We both came to at the same moment. The study door opened down the passageway. Muffled voices could be heard coming down the corridor. Roger stiffened. He sat up straight and cocked an ear, alert as a pointer.
‘Bloody know-it-all,’ he seethed. ‘Coming up here and telling us how to run the show.’
‘He’s only trying to save the planet, Roger,’ I said, playing devil’s advocate.
‘O
h, I’m aware of that. And I’m as environmentally conscious as they come. Scratch me and I’m very green. Why d’you think I maintain and replant all the hedgerows? Pick up litter on the beach – most mornings I’m down there bagging the stuff. And remember the tar? Remember that terrible oil spillage? The tanker? That Bulgarian bastard, illegally washing out his fuel tank at sea, releasing all that oil then steaming on to avoid charges in port?’
‘I do.’
‘Who was it who took a sample from the oil, eh? Got it analysed and traced it back to the country of origin. Even found out which tanker was responsible, not that the buggers did anything about it.’
I nodded. There was a more furious light to his eyes now, but a light nonetheless. I worked with it.
‘Remember down on the beach that night, after Alvern Tremain had come running up to tell us?
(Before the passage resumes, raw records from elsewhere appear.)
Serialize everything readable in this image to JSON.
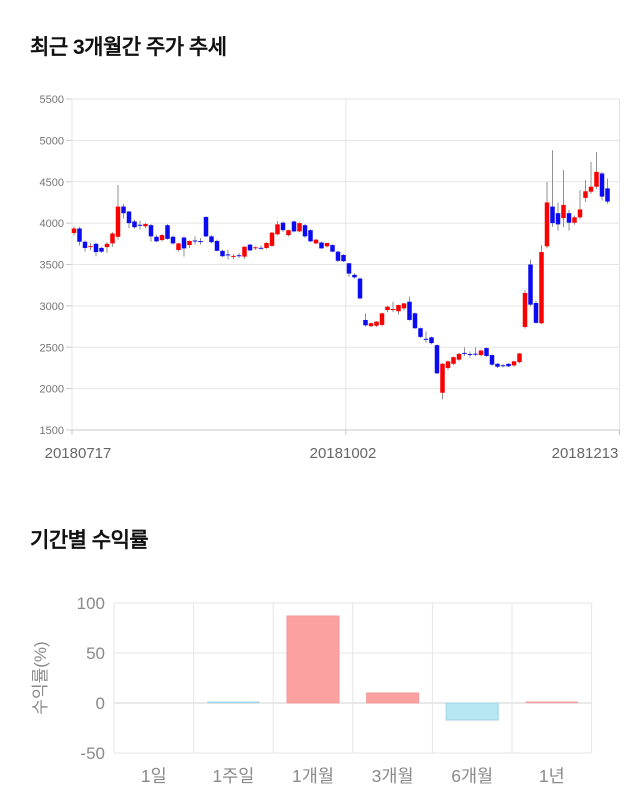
{
  "page": {
    "background": "#ffffff"
  },
  "chart_data": [
    {
      "type": "candlestick",
      "title": "최근 3개월간 주가 추세",
      "ylim": [
        1500,
        5500
      ],
      "y_ticks": [
        5500,
        5000,
        4500,
        4000,
        3500,
        3000,
        2500,
        2000,
        1500
      ],
      "x_tick_labels": [
        "20180717",
        "20181002",
        "20181213"
      ],
      "grid": true,
      "legend_position": "none",
      "colors": {
        "up": "#fb0000",
        "down": "#0b0bf2",
        "wick": "#909090",
        "grid": "#e5e5e5",
        "axis": "#c8c8c8",
        "tick_text": "#757575",
        "date_text": "#666666"
      },
      "candles_format": [
        "open",
        "high",
        "low",
        "close"
      ],
      "candles": [
        [
          3880,
          3960,
          3850,
          3935
        ],
        [
          3935,
          3955,
          3730,
          3775
        ],
        [
          3775,
          3790,
          3655,
          3700
        ],
        [
          3715,
          3760,
          3670,
          3722
        ],
        [
          3750,
          3760,
          3600,
          3650
        ],
        [
          3700,
          3715,
          3640,
          3655
        ],
        [
          3710,
          3770,
          3640,
          3750
        ],
        [
          3755,
          3890,
          3715,
          3875
        ],
        [
          3835,
          4460,
          3800,
          4200
        ],
        [
          4200,
          4230,
          4055,
          4120
        ],
        [
          4140,
          4150,
          3940,
          4000
        ],
        [
          4020,
          4040,
          3935,
          3950
        ],
        [
          3980,
          4030,
          3920,
          3973
        ],
        [
          3962,
          4000,
          3940,
          3990
        ],
        [
          3975,
          3990,
          3775,
          3840
        ],
        [
          3835,
          3860,
          3770,
          3780
        ],
        [
          3795,
          3870,
          3780,
          3855
        ],
        [
          3975,
          3990,
          3800,
          3810
        ],
        [
          3835,
          3850,
          3740,
          3755
        ],
        [
          3675,
          3760,
          3655,
          3755
        ],
        [
          3825,
          3840,
          3595,
          3695
        ],
        [
          3735,
          3790,
          3700,
          3785
        ],
        [
          3790,
          3840,
          3740,
          3786
        ],
        [
          3783,
          3820,
          3740,
          3778
        ],
        [
          4075,
          4080,
          3830,
          3840
        ],
        [
          3840,
          3855,
          3755,
          3770
        ],
        [
          3785,
          3800,
          3660,
          3665
        ],
        [
          3665,
          3680,
          3590,
          3600
        ],
        [
          3622,
          3680,
          3560,
          3616
        ],
        [
          3598,
          3625,
          3565,
          3604
        ],
        [
          3612,
          3640,
          3578,
          3606
        ],
        [
          3595,
          3720,
          3570,
          3715
        ],
        [
          3740,
          3750,
          3660,
          3670
        ],
        [
          3696,
          3720,
          3675,
          3708
        ],
        [
          3702,
          3730,
          3680,
          3696
        ],
        [
          3700,
          3770,
          3690,
          3760
        ],
        [
          3725,
          3890,
          3715,
          3885
        ],
        [
          3865,
          4025,
          3855,
          3985
        ],
        [
          4005,
          4020,
          3895,
          3915
        ],
        [
          3855,
          3920,
          3840,
          3915
        ],
        [
          4020,
          4030,
          3890,
          3900
        ],
        [
          3900,
          4010,
          3890,
          4000
        ],
        [
          3975,
          3990,
          3825,
          3840
        ],
        [
          3915,
          3925,
          3770,
          3780
        ],
        [
          3755,
          3810,
          3745,
          3800
        ],
        [
          3765,
          3780,
          3690,
          3695
        ],
        [
          3720,
          3765,
          3705,
          3760
        ],
        [
          3735,
          3745,
          3650,
          3655
        ],
        [
          3655,
          3665,
          3530,
          3545
        ],
        [
          3615,
          3625,
          3530,
          3540
        ],
        [
          3515,
          3520,
          3350,
          3390
        ],
        [
          3375,
          3395,
          3330,
          3345
        ],
        [
          3330,
          3340,
          3080,
          3090
        ],
        [
          2830,
          2910,
          2750,
          2765
        ],
        [
          2755,
          2800,
          2740,
          2790
        ],
        [
          2760,
          2815,
          2745,
          2810
        ],
        [
          2770,
          2915,
          2755,
          2910
        ],
        [
          2950,
          3000,
          2925,
          2990
        ],
        [
          2955,
          3050,
          2925,
          2962
        ],
        [
          2935,
          3015,
          2895,
          3010
        ],
        [
          2970,
          3035,
          2945,
          3030
        ],
        [
          3050,
          3110,
          2820,
          2830
        ],
        [
          2910,
          2920,
          2720,
          2730
        ],
        [
          2730,
          2740,
          2610,
          2625
        ],
        [
          2602,
          2690,
          2555,
          2596
        ],
        [
          2620,
          2630,
          2535,
          2550
        ],
        [
          2525,
          2535,
          2175,
          2185
        ],
        [
          1950,
          2310,
          1870,
          2300
        ],
        [
          2250,
          2340,
          2225,
          2330
        ],
        [
          2300,
          2390,
          2285,
          2380
        ],
        [
          2350,
          2430,
          2335,
          2420
        ],
        [
          2432,
          2500,
          2395,
          2426
        ],
        [
          2418,
          2450,
          2375,
          2408
        ],
        [
          2422,
          2500,
          2395,
          2416
        ],
        [
          2405,
          2470,
          2390,
          2460
        ],
        [
          2490,
          2500,
          2380,
          2395
        ],
        [
          2405,
          2415,
          2275,
          2290
        ],
        [
          2300,
          2310,
          2250,
          2265
        ],
        [
          2282,
          2300,
          2255,
          2276
        ],
        [
          2300,
          2305,
          2260,
          2270
        ],
        [
          2280,
          2335,
          2265,
          2330
        ],
        [
          2320,
          2430,
          2305,
          2425
        ],
        [
          2745,
          3190,
          2725,
          3155
        ],
        [
          3500,
          3560,
          2995,
          3015
        ],
        [
          3035,
          3060,
          2785,
          2795
        ],
        [
          2790,
          3735,
          2780,
          3650
        ],
        [
          3720,
          4500,
          3695,
          4250
        ],
        [
          4200,
          4880,
          3955,
          4000
        ],
        [
          4120,
          4250,
          3910,
          3985
        ],
        [
          4060,
          4640,
          3950,
          4220
        ],
        [
          4120,
          4160,
          3910,
          4005
        ],
        [
          4005,
          4090,
          3980,
          4070
        ],
        [
          4070,
          4400,
          4045,
          4165
        ],
        [
          4305,
          4520,
          4255,
          4385
        ],
        [
          4380,
          4740,
          4355,
          4440
        ],
        [
          4440,
          4860,
          4415,
          4620
        ],
        [
          4600,
          4620,
          4275,
          4320
        ],
        [
          4420,
          4540,
          4235,
          4260
        ]
      ]
    },
    {
      "type": "bar",
      "title": "기간별 수익률",
      "ylabel": "수익률(%)",
      "ylim": [
        -50,
        100
      ],
      "y_ticks": [
        100,
        50,
        0,
        -50
      ],
      "grid": true,
      "legend_position": "none",
      "categories": [
        "1일",
        "1주일",
        "1개월",
        "3개월",
        "6개월",
        "1년"
      ],
      "values": [
        null,
        0,
        87,
        10,
        -17,
        0
      ],
      "bar_colors": [
        "none",
        "blue",
        "pink",
        "pink",
        "blue",
        "pink"
      ],
      "colors": {
        "pink_fill": "#fda0a0",
        "pink_stroke": "#f0999a",
        "blue_fill": "#b6e7f2",
        "blue_stroke": "#9fd3e3",
        "grid": "#e5e5e5",
        "zero_line": "#d2d2d2",
        "label_text": "#8a8a8a"
      }
    }
  ]
}
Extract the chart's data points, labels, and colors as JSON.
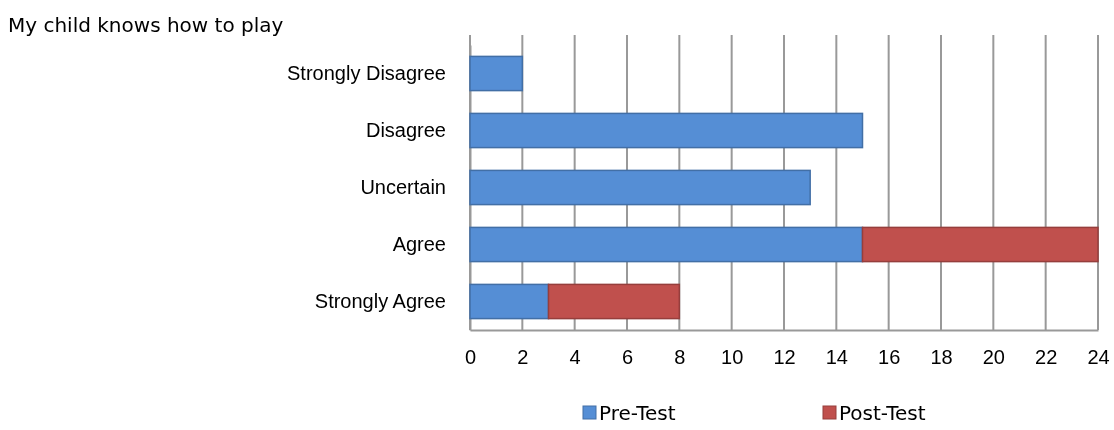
{
  "chart_data": {
    "type": "bar",
    "title": "My child knows how to play",
    "orientation": "horizontal",
    "stacked": true,
    "categories": [
      "Strongly Disagree",
      "Disagree",
      "Uncertain",
      "Agree",
      "Strongly Agree"
    ],
    "series": [
      {
        "name": "Pre-Test",
        "color": "#558ed5",
        "values": [
          2,
          15,
          13,
          15,
          3
        ]
      },
      {
        "name": "Post-Test",
        "color": "#c0504d",
        "values": [
          null,
          null,
          null,
          9,
          5
        ]
      }
    ],
    "xlim": [
      0,
      24
    ],
    "xticks": [
      0,
      2,
      4,
      6,
      8,
      10,
      12,
      14,
      16,
      18,
      20,
      22,
      24
    ],
    "grid": "x",
    "legend": "bottom"
  }
}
Woke us all up?’
I was silent. I did. And I remembered Roger instantly throwing on his clothes and running down.
‘Tried to get Hugo to come.’
I worked on silently.
‘He never did like the water.’
I didn’t say anything. It had been a huge bone of contention, Hugo’s lack of enthusiasm for anything aquatic. His fear, even, of the sea, whilst Roger practically lived in it. And I knew Roger had worked day and night during and after the spillage, whereas Hugo had … well, he’d manned the phones. Somebody had to. It was bedlam here. Coastguards, police, journalists, camera crews, and since Hugo hadn’t gone down that night, I had, with Mum, Babs, Iris and all the locals. Even Belinda had been on the beach. And he’d looked after Peter. Somebody had to. Pointless both of us staying behind. And I was good in the water, and didn’t mind it at night, either. I remembered being in a boat with Roger and Babs, just one light on the prow. How he’d reached right in and brought up a baby seal in his bare hands, covered in oil. I remembered how he’d actually cried. Sworn a lot, too, but cried, nonetheless, as we’d desperately tried to clear its airways, Babs crouched in the bottom, breathing into its nostrils as she tried to resuscitate it. Oh, they’d had their adult moments, those two. But Hugo had been good with the TV people, assuring them of no risk to the filtration plant, whereas Roger, tall and commanding and covered in tar and oil coming up from the beach, had just roared at them. Told them all to bugger off. As I’m sure Hugo was being good now, I thought. Polite. Diplomatic. Soothing. Roger’s ear was still cocked and when he heard the front door shut, he gave a loud shout.